Macbeth Critics

Charles Mosely The content of the Witches words emphasises the mindlessness of their malice, for example towards the mast of the Tiger, they represent in an externalised form the power in nature to turn to nothingness, away from the Good.
David Hume A moral degenerate cheerfully in the grip of supernatural forces
Rupert Goold Has the witches show up in scenes where Shakespeare never put them. They don’t have any dialogue in those scenes, always lurking in the shadows. Status as unseen puppet masters.
Roman Polanski Modern interpretation of the witches can be seen in Roman Polanski’s film of Macbeth in 1971, where they both begin and end the drama. Polanski supplies a final scene where the witches, clearly part of the bleak and inhospitable landscape, are discovered by Donaldbain, returning to Scotland. Implication is that their malevolence is ever-present and so is the susceptibility of individuals to their tempting ambiguities.
Dr Pamela Bickley The opening battle scene typifies the world of the play: the world, that Macbeth inhabits but then perpetuates beyond the battle field, violating the domestic space of his own and, later, Macduff’s castle.
Dr Pamela Bickley Macbeth finds in himself an affinity with blood and darkness.
Dr Pamela Bickley Shakespeare depicts a man to whom darkness and chaos is welcome and whose mind inclines always towards total destruction.
Dr Pamela Bickley The world of the numinous is not limited to the satanic arts of the witches.
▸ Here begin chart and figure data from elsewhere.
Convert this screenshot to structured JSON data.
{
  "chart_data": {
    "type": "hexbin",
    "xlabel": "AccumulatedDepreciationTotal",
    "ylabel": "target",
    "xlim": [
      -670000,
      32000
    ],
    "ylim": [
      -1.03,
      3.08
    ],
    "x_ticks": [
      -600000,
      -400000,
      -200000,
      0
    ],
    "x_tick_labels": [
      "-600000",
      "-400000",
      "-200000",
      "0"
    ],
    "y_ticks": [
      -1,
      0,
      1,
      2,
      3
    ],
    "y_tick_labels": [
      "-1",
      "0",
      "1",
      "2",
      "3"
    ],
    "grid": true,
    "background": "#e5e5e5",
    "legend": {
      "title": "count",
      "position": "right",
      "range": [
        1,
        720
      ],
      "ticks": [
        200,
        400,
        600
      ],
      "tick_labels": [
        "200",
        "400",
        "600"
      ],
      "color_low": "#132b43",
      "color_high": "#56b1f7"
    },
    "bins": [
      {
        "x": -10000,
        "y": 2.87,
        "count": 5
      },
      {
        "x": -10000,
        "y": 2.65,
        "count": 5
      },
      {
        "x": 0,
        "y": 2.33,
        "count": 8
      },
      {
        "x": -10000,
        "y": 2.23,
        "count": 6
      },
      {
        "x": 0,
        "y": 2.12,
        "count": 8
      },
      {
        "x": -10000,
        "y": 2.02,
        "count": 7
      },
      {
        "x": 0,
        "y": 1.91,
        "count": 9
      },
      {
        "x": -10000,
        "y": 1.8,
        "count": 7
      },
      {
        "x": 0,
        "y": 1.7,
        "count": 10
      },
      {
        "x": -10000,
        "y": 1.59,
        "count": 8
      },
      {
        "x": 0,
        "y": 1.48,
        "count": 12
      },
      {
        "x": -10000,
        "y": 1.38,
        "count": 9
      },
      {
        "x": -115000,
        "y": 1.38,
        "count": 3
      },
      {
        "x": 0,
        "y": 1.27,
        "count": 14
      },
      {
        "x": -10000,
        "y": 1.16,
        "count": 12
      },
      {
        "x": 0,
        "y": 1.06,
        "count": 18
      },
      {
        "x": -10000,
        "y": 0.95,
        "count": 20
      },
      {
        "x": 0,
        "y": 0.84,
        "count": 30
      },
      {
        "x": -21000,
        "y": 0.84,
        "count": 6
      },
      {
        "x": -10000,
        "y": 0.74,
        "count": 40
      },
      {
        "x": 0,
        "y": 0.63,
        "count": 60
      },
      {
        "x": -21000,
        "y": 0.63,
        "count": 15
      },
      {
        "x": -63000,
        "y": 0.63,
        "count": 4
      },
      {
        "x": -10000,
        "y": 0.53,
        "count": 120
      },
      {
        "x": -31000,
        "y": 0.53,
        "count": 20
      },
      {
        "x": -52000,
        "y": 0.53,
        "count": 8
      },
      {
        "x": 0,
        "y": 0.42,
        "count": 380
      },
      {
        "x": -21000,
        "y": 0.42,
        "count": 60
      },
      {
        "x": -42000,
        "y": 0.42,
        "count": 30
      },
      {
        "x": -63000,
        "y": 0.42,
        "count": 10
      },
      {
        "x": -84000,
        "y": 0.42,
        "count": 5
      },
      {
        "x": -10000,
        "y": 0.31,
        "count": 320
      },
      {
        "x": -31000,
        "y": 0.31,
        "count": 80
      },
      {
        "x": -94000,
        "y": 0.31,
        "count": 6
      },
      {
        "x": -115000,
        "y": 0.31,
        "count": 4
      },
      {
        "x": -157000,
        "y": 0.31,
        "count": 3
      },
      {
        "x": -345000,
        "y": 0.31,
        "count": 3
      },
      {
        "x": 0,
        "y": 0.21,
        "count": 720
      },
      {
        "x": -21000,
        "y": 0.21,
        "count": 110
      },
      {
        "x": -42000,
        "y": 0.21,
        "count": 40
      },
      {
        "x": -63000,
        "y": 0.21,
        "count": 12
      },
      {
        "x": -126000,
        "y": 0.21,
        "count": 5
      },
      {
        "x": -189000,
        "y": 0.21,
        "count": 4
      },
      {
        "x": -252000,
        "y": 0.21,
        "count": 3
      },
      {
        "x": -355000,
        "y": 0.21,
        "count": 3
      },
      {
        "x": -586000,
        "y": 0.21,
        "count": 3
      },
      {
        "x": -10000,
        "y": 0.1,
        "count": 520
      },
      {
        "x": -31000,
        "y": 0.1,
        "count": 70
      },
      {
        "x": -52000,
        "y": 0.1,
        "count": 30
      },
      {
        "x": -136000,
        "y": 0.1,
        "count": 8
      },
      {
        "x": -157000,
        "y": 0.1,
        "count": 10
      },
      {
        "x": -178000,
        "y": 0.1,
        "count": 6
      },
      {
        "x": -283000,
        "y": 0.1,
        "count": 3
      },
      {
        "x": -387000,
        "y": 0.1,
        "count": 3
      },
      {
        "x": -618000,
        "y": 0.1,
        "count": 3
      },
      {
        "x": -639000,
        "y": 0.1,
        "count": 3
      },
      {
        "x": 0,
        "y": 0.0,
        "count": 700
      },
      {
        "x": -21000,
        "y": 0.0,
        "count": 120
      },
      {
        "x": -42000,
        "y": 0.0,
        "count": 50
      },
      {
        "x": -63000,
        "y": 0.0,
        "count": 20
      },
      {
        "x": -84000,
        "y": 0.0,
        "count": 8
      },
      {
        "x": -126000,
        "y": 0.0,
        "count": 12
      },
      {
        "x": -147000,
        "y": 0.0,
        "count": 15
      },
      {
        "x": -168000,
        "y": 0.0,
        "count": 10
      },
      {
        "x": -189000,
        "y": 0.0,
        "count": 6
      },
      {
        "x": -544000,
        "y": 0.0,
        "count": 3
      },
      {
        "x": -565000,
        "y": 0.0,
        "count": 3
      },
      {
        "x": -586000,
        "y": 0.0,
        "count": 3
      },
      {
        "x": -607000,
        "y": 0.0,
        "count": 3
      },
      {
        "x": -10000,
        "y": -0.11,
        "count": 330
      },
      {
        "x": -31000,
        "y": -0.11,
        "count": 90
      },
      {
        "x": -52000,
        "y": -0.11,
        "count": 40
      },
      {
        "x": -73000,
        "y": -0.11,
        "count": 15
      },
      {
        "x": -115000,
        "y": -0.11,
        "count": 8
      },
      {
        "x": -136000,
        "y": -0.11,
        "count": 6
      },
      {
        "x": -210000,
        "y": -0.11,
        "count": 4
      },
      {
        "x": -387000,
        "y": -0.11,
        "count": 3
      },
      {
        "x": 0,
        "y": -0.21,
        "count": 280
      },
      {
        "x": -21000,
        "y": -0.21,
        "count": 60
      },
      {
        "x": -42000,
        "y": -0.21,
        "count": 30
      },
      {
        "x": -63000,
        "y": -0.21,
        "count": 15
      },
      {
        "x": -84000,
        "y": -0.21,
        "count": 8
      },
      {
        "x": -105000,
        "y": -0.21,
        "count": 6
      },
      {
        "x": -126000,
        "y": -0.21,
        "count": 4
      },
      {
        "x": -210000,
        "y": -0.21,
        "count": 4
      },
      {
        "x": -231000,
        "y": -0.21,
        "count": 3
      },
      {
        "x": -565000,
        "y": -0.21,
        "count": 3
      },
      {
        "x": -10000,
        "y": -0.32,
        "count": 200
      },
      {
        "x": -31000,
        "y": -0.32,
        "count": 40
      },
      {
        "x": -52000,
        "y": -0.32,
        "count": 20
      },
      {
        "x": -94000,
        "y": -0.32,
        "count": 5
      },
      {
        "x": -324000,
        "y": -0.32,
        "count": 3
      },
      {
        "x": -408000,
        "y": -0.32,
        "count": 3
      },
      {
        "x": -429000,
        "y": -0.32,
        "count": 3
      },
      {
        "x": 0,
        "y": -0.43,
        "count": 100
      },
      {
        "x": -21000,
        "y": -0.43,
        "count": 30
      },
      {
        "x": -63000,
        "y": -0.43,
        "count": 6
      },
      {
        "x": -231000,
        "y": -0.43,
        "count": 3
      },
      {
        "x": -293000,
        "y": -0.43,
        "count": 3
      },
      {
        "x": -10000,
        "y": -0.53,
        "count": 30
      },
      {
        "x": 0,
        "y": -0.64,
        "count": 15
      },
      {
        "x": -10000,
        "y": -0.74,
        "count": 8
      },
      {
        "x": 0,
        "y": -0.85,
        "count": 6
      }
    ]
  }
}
Both Macbeth and Lady Macbeth call upon dark forces as though the night can unleash evils that are concealed or repressed during daylight hours.
Roma Gill Macbeth is indeed madly self-confident, believing that he is invincible.
Selma Slezonic The dagger signals that something bad is about to happen and it also represents the point of no return (…) the murder is a stepping stone for Macbeth’s insanity.
Marilyn French At the end, after the death of Lady Macbeth, the critic Marilyn French says the play shows the victory of the masculine over the feminine, with there being at the play’s end ‘a totally masculine world.’
Debbie Notari Once the sense of guilt has come home to roost, Lady Macbeth’s sensitivity becomes a weakness, and she is unable to cope.